The Middleham trainer also saddles Nayef Road as Stradivarius seeks a record-equally fourth consecutive victory in the blue riband Group One race.
If Stradivarius prevails under Frankie Dettori it will also be the horse’s fifth win in successive years at the celebrated meeting after taking the Queen’s Vase in 2017.
But Johnston, who is Britain’s most successful trainer, is no stranger to Gold Cup glory following the wins of Double Trigger (1995) and Royal Rebel (2001 and 2002), has high hopes for Joe Fanning’s mount Subjectivist.
The horse came to prominence when winning the Group One Prix Royal Oak at ParisLongchamp last October before landing the Dubai Gold Cup at Meydan in late March.

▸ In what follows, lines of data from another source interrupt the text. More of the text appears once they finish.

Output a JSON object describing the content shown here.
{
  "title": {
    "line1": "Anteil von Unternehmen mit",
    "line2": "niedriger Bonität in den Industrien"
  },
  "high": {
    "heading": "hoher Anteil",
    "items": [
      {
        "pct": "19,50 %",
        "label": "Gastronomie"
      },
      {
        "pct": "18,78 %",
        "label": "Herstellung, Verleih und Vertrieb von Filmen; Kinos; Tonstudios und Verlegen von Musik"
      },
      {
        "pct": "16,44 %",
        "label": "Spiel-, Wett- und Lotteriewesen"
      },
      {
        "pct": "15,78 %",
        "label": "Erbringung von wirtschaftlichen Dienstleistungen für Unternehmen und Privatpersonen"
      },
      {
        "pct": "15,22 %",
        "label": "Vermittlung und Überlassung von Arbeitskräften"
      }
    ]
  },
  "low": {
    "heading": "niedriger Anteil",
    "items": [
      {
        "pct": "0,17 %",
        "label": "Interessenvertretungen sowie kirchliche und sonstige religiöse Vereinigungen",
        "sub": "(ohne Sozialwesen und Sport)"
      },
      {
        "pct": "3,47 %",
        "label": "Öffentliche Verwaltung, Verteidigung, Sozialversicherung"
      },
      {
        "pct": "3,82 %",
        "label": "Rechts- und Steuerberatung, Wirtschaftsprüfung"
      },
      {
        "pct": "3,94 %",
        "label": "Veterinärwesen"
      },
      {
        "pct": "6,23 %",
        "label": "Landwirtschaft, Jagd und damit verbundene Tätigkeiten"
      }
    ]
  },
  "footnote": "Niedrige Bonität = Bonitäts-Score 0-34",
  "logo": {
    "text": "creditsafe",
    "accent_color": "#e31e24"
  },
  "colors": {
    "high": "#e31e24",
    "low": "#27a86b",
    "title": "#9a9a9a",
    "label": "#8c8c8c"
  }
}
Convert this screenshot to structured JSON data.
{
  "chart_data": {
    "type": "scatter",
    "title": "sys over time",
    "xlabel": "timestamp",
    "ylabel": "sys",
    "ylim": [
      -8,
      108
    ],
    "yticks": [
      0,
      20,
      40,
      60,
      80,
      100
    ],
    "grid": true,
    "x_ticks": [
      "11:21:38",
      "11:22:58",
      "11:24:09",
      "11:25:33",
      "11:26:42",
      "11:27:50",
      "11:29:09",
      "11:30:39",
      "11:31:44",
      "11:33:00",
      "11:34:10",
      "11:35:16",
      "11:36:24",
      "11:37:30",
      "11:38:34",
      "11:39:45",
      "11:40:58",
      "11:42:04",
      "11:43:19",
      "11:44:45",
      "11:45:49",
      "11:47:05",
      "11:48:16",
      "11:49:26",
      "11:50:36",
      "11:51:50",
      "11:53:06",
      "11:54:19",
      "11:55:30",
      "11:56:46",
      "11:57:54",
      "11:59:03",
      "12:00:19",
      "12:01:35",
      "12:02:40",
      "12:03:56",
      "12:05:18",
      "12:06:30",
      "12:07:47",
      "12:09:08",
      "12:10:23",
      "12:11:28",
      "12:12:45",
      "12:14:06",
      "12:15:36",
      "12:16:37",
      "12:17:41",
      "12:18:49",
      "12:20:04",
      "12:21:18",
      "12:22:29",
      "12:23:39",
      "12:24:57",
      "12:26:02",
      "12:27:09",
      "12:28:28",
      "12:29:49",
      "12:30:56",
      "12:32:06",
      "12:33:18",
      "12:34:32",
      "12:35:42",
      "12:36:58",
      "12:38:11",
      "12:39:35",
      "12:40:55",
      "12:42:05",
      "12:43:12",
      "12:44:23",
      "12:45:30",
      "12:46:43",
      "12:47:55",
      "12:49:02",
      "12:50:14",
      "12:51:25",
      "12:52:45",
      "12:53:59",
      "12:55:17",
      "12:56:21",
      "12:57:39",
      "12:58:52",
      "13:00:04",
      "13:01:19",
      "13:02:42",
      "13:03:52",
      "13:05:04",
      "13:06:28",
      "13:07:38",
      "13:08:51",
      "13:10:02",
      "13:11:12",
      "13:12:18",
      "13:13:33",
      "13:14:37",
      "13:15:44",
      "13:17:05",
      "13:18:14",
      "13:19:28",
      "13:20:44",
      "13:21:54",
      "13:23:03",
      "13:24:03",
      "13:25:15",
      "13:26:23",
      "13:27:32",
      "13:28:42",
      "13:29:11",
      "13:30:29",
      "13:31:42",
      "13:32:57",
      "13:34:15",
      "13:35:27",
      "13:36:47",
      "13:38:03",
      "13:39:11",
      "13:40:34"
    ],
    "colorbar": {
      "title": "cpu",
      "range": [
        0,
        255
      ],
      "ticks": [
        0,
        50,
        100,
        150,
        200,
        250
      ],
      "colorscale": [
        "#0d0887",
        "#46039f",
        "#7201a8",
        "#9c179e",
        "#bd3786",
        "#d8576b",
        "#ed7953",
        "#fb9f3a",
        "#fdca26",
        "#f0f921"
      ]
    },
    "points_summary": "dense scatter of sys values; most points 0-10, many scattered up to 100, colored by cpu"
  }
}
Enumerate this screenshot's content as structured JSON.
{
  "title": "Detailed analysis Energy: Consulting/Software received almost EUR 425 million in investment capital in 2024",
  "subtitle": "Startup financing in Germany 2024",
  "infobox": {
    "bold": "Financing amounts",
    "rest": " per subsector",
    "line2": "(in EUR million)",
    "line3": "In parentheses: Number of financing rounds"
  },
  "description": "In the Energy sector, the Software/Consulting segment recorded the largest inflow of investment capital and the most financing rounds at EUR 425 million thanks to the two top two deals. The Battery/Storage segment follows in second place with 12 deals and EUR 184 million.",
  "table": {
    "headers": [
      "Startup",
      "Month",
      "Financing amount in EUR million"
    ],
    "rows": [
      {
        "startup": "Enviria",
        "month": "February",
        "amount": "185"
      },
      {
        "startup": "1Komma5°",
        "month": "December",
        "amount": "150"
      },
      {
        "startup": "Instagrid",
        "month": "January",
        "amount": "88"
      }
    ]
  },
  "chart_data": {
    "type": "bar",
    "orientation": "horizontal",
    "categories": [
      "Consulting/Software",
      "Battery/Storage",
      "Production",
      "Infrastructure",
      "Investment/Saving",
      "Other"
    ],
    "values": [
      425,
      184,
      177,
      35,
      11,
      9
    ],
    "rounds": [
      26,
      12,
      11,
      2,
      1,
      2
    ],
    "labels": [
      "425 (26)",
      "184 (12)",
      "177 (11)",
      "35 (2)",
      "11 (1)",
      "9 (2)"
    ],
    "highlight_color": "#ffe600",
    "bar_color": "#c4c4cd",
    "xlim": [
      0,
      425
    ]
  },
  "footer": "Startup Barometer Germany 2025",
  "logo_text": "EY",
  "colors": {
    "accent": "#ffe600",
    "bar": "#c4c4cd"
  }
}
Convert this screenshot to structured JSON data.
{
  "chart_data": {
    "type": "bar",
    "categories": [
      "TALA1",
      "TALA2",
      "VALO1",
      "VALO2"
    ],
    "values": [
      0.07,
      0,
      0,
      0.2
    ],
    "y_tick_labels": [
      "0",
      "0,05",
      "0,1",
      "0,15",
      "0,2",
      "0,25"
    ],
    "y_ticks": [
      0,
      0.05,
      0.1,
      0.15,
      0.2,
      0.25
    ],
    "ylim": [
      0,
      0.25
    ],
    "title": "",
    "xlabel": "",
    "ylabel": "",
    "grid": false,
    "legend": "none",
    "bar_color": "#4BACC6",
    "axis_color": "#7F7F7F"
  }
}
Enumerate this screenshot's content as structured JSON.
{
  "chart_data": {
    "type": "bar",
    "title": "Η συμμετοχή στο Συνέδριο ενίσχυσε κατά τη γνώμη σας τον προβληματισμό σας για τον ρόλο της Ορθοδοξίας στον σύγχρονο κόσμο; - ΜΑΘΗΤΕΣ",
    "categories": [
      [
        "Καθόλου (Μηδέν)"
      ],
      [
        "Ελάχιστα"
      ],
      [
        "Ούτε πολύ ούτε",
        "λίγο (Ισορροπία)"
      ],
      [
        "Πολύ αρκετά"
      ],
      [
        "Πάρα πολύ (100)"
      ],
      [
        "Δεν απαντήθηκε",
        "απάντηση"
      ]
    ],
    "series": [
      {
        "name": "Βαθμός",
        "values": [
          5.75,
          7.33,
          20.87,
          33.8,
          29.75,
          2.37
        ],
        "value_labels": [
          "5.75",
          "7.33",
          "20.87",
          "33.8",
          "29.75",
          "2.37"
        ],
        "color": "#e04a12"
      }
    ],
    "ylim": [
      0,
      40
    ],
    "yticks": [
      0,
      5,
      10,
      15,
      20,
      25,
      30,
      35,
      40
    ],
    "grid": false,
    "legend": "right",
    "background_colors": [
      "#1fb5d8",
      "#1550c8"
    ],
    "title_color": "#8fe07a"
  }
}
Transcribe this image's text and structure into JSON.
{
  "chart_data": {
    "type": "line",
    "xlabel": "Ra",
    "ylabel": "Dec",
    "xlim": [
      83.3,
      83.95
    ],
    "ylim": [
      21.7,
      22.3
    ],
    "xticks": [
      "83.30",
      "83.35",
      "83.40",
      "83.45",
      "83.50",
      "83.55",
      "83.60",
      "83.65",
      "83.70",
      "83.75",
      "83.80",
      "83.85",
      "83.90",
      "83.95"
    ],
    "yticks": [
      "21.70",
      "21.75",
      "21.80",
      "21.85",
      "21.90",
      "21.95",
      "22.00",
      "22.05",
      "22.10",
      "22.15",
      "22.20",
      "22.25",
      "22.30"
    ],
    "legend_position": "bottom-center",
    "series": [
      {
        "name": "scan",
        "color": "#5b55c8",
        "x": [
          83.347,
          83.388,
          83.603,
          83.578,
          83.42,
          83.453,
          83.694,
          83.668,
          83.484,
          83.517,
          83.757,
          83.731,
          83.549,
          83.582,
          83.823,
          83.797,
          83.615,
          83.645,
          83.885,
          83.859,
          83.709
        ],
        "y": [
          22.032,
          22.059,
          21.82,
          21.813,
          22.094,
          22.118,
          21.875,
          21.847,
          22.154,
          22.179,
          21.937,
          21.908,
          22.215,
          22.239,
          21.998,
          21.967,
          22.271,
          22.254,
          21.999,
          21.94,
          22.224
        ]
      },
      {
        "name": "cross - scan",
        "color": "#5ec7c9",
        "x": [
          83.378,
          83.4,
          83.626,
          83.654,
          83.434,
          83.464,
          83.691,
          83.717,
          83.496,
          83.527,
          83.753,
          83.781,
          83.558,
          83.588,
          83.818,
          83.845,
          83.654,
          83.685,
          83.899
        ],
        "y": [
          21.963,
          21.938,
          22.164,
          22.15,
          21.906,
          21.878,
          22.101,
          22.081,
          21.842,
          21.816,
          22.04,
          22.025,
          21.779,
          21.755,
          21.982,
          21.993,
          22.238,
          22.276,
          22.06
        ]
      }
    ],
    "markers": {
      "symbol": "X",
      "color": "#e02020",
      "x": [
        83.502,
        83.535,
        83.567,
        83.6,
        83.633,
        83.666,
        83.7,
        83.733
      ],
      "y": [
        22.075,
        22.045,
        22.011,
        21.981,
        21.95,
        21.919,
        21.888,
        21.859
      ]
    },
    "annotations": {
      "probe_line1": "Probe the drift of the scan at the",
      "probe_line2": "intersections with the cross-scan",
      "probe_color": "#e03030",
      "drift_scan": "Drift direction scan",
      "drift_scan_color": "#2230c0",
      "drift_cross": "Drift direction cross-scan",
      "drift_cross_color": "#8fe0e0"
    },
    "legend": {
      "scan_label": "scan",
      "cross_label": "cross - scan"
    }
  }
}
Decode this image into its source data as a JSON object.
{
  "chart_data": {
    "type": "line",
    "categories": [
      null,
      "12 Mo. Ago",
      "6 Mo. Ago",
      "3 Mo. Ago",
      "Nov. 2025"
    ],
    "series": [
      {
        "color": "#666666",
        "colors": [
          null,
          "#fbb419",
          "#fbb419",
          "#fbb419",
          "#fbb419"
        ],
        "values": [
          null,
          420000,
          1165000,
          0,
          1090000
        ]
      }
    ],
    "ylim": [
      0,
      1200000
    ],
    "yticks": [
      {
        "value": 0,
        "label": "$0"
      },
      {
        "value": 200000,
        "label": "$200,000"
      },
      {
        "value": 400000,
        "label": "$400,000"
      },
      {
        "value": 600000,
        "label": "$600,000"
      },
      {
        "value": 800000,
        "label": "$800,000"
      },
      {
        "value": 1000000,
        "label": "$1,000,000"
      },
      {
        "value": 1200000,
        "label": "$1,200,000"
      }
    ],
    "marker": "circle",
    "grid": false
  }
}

The worry is a lack of a prep race.
“He did have an injury in that Dubai race.
“It’s taken him a little while to come back from that and as a result we haven’t had any race in between,” said Johnston, who revealed his colt also had a fall at home recently but escaped injury.
“I think this is the best horse I’ve gone to war with Stradivarius with. We know what a tall order that is – we’ve finished second to him so many times before.
“I won’t be looking at tactics to beat Stradivarius, we’ve just got to hope that we’ve got the best horse on the day.”
Nayef Road, who chased home Stradivarius last year, will be hoping to go one better under Ben Curtis.
“Nayef Road is going to Ascot on the back of two disappointing performances, but while his second in the Gold Cup last year was with cut in the ground, we had previously always thought he was better on fast ground,” said Johnston.
“We are hopeful that on better ground we’ll see him back to his best, although there’s obviously some rain forecast.”
However, all eyes will be on Stradivarius – and the weather – after the Ascot course specialist made a winning return in the Sagaro Stakes in the colours of Bjorn Nielsen.
“He seems to love his training still, he still seems to love his racing,” said trainer John Gosden.
“He can be very naughtily behaved beforehand and think he’s in the covering shed – not at the racecourse – but when it comes to the race and he gets down to the start, he can look at a mare and think ‘OK, I’ve a job to do’.
“Touch wood, we’re ready to go again.”
Stradivarius would join Aidan O’Brien’s Yeats as the only other horse to have won four Gold Cups, and Gosden believes his first was his stiffest task when beating Vazirabad, Torcedor and Order Of St George.
“He has been remarkable. He has this exciting turn of foot,” said Gosden. “I think the toughest race of his life was his first Gold Cup against the great French stayer [Vazirabad], but overall I think his record stands up.
“His win in the Sagaro was tidy, pleasant, he [Frankie Dettori] didn’t ask him too much so let’s hope he’s ready for the big one again.
He did have one word of caution, however – the weather. “I fear one thing for Stradivarius – thunderstorms – because he has this wonderful turn of foot after two and a half miles but the wet ground, soft ground, blunts it, so we’ll see how we go,” added Gosden.
“I’ve got a lot of respect for the new boy on the block. There’s no doubt Subjectivist adds a lot of spice to the race.”